ПРИ ТАКОЙ-ТО ЦЕНЕ — ТАКИЕ РЕЗУЛЬТАТЫ?!
Жуткий триптих. Возмездие?
С конца мая 1921-го у Ленина резко ухудшается здоровье. В 1922-м — удар за ударом. Начинает гаснуть интеллект. Приходится заново учиться читать, писать, решать элементарные арифметические задачи. 30 мая в течение 5 часов он не может помножить 7 на 12… Но что задумывает и что решает он во время все более редких и коротких промежутков просветления (кто поручится, что не в бреду или в полубреду)? Именно, именно: все то же самое — задание ЧК выслеживать, отлавливать и высылать философов и ученых. Это ведь все как раз 22-й год.
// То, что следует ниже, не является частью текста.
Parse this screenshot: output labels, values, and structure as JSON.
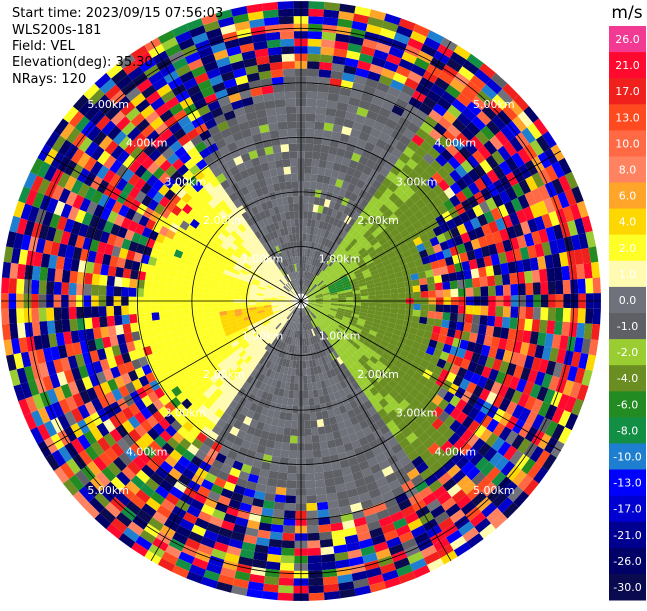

6 марта 1923-го — новый сильнейший удар, и как следствие — «сенсорная афазия» (неспособность понимать обращенную к нему речь). Но ведь этой «сенсорной афазии» предшествовала другая, может, и врожденная, тоже бешеная по-своему (соратники называли это — «глухое ухо» Ленина): неспособность, нежелание понимать никаких своих оппонентов; неспособность понимать (и слушать) ничего, что идет против его взглядов…
Дальше — того хуже: полная потеря речи. Но вот, с 20 июля, небольшое улучшение (однако речь так уже больше и не вернулась). Ему прочитывают заголовки газет. Он выбирает, что ему читать вслух. Но что именно? К примеру, по поводу того, что на Украине у богатых мужиков отбирают излишки хлеба. Владимир Ильич «выразил большое неудовольствие, что это не было сделано до сих пор» (про НЭП уже забыл.)… Перед нами едва ли не последнее осмысленное или полуосмысленное выражение своих неискоренимых идей, уже без слов, а только мимикой.
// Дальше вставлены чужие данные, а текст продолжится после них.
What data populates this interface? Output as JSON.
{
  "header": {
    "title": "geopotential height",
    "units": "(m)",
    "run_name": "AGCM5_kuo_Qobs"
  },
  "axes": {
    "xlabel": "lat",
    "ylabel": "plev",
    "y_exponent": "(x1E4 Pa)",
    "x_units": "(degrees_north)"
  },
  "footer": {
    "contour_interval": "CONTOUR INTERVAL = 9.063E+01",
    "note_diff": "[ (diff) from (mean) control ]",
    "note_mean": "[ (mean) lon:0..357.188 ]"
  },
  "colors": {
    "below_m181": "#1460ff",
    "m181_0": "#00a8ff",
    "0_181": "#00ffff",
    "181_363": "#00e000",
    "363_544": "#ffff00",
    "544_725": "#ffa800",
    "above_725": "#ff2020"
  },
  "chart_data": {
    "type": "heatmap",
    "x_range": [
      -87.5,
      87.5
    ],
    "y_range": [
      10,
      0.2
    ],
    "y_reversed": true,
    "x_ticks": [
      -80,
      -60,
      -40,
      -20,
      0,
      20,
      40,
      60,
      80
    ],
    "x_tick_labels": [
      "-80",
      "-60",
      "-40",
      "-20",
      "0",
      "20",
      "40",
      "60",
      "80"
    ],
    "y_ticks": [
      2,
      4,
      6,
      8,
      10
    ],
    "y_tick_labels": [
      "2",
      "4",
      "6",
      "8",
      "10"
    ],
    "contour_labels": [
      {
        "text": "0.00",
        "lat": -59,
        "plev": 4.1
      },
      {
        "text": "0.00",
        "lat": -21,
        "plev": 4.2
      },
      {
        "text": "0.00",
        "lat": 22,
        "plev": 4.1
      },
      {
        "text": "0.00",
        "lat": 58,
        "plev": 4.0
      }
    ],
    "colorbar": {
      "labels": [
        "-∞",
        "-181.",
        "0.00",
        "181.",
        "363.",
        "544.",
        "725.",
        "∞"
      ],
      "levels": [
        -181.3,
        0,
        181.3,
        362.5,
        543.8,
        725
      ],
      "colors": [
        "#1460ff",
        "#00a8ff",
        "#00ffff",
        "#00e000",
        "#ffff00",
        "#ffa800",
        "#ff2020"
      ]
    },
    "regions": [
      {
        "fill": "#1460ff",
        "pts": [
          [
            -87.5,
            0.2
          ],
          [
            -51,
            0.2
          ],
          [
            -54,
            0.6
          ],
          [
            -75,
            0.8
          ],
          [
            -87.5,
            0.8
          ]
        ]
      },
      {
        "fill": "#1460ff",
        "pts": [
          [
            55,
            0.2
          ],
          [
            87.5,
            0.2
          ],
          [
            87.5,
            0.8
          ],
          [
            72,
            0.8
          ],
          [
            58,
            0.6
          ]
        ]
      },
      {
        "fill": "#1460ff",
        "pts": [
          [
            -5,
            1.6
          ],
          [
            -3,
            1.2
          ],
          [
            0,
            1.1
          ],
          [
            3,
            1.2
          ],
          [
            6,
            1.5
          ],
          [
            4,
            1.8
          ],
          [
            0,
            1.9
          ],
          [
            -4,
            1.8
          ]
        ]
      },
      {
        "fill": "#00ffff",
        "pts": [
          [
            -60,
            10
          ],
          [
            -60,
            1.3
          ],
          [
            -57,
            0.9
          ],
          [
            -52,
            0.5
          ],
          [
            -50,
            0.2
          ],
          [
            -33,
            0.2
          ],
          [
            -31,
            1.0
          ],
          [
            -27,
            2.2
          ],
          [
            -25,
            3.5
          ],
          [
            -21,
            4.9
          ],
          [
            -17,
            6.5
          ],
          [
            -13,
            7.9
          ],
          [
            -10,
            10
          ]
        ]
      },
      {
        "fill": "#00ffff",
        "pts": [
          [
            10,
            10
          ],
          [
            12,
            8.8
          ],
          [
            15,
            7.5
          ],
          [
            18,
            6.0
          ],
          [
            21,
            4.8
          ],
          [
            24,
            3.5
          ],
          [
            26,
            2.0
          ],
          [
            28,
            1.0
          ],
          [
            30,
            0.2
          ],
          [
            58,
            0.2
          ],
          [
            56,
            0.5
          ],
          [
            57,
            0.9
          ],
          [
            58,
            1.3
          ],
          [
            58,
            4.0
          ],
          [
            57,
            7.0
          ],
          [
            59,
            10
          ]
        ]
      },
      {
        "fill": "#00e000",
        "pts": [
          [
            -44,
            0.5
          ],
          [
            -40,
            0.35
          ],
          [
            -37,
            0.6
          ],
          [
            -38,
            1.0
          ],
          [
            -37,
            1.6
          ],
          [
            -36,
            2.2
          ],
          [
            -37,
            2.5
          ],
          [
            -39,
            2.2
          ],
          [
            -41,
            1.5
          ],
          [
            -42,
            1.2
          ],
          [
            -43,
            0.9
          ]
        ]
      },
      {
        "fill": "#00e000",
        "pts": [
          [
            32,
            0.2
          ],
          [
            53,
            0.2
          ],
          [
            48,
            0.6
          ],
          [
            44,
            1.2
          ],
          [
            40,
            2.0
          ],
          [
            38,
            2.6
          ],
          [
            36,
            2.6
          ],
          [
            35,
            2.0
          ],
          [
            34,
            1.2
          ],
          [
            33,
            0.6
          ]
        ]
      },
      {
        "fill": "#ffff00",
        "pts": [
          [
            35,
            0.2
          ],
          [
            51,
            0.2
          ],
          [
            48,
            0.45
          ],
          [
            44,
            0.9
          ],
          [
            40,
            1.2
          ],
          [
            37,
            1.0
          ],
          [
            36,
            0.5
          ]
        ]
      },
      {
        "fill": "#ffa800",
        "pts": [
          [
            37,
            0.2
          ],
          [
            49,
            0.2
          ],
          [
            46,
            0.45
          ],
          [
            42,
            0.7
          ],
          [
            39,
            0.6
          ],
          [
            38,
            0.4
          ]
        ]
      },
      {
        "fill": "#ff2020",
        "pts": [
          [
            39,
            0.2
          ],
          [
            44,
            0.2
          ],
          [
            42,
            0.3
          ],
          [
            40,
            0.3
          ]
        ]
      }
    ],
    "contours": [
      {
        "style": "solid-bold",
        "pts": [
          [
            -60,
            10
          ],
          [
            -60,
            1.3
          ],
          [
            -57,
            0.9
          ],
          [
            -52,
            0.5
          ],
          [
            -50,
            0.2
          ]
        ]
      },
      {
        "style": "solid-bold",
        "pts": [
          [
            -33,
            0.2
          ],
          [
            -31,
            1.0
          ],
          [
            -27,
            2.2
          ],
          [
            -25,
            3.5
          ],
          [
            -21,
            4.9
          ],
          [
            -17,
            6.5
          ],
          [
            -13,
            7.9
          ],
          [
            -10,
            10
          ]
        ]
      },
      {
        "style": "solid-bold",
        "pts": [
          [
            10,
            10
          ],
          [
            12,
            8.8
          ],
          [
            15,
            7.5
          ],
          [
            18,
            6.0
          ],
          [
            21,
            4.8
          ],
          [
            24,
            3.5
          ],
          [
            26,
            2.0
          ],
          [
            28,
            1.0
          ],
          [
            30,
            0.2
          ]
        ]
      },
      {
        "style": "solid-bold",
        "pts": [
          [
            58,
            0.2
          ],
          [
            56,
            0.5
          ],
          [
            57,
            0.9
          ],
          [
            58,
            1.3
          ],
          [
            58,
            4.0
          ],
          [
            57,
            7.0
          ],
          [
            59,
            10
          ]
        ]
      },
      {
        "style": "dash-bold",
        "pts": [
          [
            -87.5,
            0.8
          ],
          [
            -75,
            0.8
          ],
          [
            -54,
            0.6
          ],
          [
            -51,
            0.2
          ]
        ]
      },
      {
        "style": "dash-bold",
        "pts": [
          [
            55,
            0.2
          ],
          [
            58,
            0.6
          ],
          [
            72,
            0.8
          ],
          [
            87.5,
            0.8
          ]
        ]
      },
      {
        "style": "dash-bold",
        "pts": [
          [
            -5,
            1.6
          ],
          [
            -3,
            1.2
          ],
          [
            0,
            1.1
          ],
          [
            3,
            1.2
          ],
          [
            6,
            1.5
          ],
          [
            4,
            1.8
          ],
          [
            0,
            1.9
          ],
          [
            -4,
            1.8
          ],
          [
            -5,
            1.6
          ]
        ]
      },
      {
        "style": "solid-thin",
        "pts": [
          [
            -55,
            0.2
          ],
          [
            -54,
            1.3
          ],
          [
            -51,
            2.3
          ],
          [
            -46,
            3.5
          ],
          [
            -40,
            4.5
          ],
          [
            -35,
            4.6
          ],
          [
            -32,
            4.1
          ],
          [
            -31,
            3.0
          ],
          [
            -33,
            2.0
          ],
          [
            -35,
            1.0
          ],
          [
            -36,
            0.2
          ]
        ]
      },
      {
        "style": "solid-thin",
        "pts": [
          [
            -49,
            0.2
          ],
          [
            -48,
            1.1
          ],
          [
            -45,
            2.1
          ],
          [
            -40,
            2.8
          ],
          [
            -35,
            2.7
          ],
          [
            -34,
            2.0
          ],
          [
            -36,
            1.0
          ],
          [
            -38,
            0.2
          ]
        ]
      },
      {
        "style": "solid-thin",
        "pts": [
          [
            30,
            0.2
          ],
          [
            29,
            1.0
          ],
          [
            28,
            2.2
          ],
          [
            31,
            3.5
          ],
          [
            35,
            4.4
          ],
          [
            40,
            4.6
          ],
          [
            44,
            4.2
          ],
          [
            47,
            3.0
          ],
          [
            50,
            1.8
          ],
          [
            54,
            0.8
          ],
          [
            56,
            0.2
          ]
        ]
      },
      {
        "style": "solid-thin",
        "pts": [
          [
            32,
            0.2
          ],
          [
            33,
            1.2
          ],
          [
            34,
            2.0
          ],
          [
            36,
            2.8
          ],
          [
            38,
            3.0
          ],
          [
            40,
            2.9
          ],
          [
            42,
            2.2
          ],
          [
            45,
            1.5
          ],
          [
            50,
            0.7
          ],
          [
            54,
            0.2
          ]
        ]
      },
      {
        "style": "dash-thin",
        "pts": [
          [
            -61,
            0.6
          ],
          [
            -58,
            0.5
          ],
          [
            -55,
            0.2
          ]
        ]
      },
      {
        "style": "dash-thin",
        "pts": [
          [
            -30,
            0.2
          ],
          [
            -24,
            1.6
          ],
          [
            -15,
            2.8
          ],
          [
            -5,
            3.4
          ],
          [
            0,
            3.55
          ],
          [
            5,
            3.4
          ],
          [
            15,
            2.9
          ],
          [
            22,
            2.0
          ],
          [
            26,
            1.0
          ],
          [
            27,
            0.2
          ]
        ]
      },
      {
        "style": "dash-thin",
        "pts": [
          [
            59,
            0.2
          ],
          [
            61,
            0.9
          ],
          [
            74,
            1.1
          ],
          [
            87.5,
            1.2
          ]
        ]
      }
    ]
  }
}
Можно все объяснить болезнью, бредом. Но ведь ясно прослеживается какая-то неумолимая логика, логика самой этой болезни: каждое просветление оборачивается новым помрачением, новым ужесточением. Как говорил Порфирий Петрович Раскольникову, тому Раскольникову, чье покаяние было особенно омерзительно Ленину: «…все это так-с, да зачем же, батюшка, в болезни-то да в бреду все такие именно грезы мерещатся, а не прочие? Могли ведь быть и прочие-с? Так ли?». Боюсь, что не так. 7 на 12 помножить не в силах. Не может ни говорить, ни писать, ни читать, ни понимать. Но распоряжаться судьбами миллионов людей, судьбами страны, народа может и всегда считает себя обязанным распоряжаться, распоряжаться абсолютно безоговорочно, все жесточе и беспрекословнее.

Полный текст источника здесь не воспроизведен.